Returning magistrates’ sentencing powers to the status quo ante collapse of the whole crumbling edifice is a small step in the right direction. But it does not connote vision or boldness of the kind that is required to keep HMS Criminal Justice afloat and the HMPs manageably occupied. 

One way of achieving that would be not to halve magistrates’ sentencing powers but to remove them entirely. Sentencing is a difficult part of the criminal justice process. It is part that seasoned lawyers of decades of experience get wrong even with the assistance of Sentencing Guidelines. It might reasonably be asked why we confer the power on enthusiastic amateurs to deprive offenders of their liberty. 

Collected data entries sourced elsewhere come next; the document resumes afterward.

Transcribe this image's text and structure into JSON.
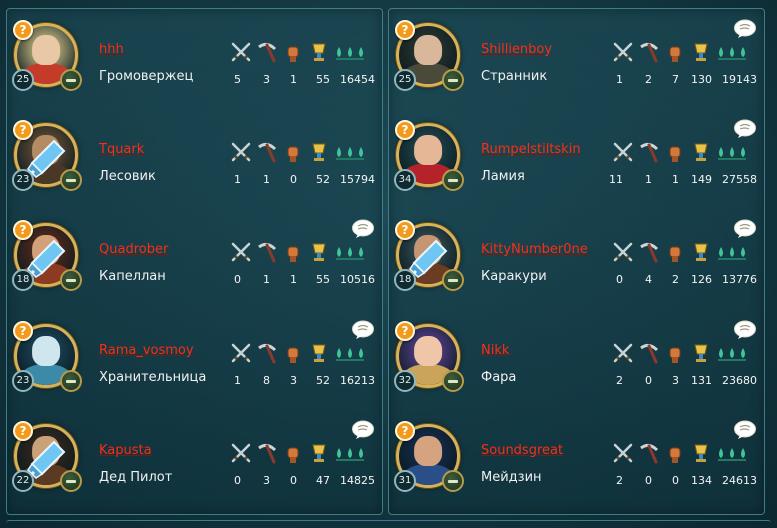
{
  "colors": {
    "name_red": "#ff2b12",
    "frame_gold": "#d6b35a",
    "help_orange": "#f39a1c"
  },
  "icons": {
    "help": "question-mark",
    "swords": "crossed-swords-icon",
    "pickaxe": "pickaxe-icon",
    "fist": "fist-icon",
    "trophy": "trophy-icon",
    "drops": "drops-icon",
    "chat": "speech-bubble-icon",
    "kick": "minus-icon",
    "weapon_overlay": "sword-icon"
  },
  "help_glyph": "?",
  "players": [
    {
      "name": "hhh",
      "title": "Громовержец",
      "level": "25",
      "stats": [
        "5",
        "3",
        "1",
        "55",
        "16454"
      ],
      "chat": false,
      "weapon": false,
      "portrait": [
        "#e9c9a5",
        "#c53b2a",
        "#f5e29a"
      ]
    },
    {
      "name": "Tquark",
      "title": "Лесовик",
      "level": "23",
      "stats": [
        "1",
        "1",
        "0",
        "52",
        "15794"
      ],
      "chat": false,
      "weapon": true,
      "portrait": [
        "#b58b64",
        "#4a3826",
        "#7b5a3a"
      ]
    },
    {
      "name": "Quadrober",
      "title": "Капеллан",
      "level": "18",
      "stats": [
        "0",
        "1",
        "1",
        "55",
        "10516"
      ],
      "chat": true,
      "weapon": true,
      "portrait": [
        "#d4a07a",
        "#8c3b22",
        "#6a2d1a"
      ]
    },
    {
      "name": "Rama_vosmoy",
      "title": "Хранительница",
      "level": "23",
      "stats": [
        "1",
        "8",
        "3",
        "52",
        "16213"
      ],
      "chat": true,
      "weapon": false,
      "portrait": [
        "#cfe6ef",
        "#3b8aa8",
        "#1f5069"
      ]
    },
    {
      "name": "Kapusta",
      "title": "Дед Пилот",
      "level": "22",
      "stats": [
        "0",
        "3",
        "0",
        "47",
        "14825"
      ],
      "chat": true,
      "weapon": true,
      "portrait": [
        "#caa27a",
        "#5b3a24",
        "#3e2a1c"
      ]
    },
    {
      "name": "Shillienboy",
      "title": "Странник",
      "level": "25",
      "stats": [
        "1",
        "2",
        "7",
        "130",
        "19143"
      ],
      "chat": true,
      "weapon": false,
      "portrait": [
        "#d8b79a",
        "#4a4a3a",
        "#2f3b33"
      ]
    },
    {
      "name": "Rumpelstiltskin",
      "title": "Ламия",
      "level": "34",
      "stats": [
        "11",
        "1",
        "1",
        "149",
        "27558"
      ],
      "chat": true,
      "weapon": false,
      "portrait": [
        "#e5b796",
        "#b5232a",
        "#24505a"
      ]
    },
    {
      "name": "KittyNumber0ne",
      "title": "Каракури",
      "level": "18",
      "stats": [
        "0",
        "4",
        "2",
        "126",
        "13776"
      ],
      "chat": true,
      "weapon": true,
      "portrait": [
        "#c69674",
        "#6a3c22",
        "#3c5a62"
      ]
    },
    {
      "name": "Nikk",
      "title": "Фара",
      "level": "32",
      "stats": [
        "2",
        "0",
        "3",
        "131",
        "23680"
      ],
      "chat": true,
      "weapon": false,
      "portrait": [
        "#f0c6a8",
        "#c9a45a",
        "#6a48a8"
      ]
    },
    {
      "name": "Soundsgreat",
      "title": "Мейдзин",
      "level": "31",
      "stats": [
        "2",
        "0",
        "0",
        "134",
        "24613"
      ],
      "chat": true,
      "weapon": false,
      "portrait": [
        "#d5a37f",
        "#2a4f88",
        "#16305a"
      ]
    }
  ]
}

After all it is not English criminal justice practice to give juries a say in the sentencing process so why is this power conferred on the lay magistracy? It would be perfectly possible to reserve powers of imprisonment to District Judge carrying out a specific sentencing role in the magistrates’ court. Or to have a system whereby any offending convicted in the magistrates’ court in jeopardy of immediate imprisonment is committed for sentence to the Crown Court, a court of record in which only professional lawyers are involved in the sentencing process. 

Some might argue that this would be bureaucratic and procedurally burdensome. But would it really be more burdensome to society than the cost of incarcerating thousand of prisoners on short prison sentences when in reality those sentences provide no long terms solution to the risks posed by those offenders. 

We’ve tried most things before but we haven’t tried this. Maybe it’s time we did.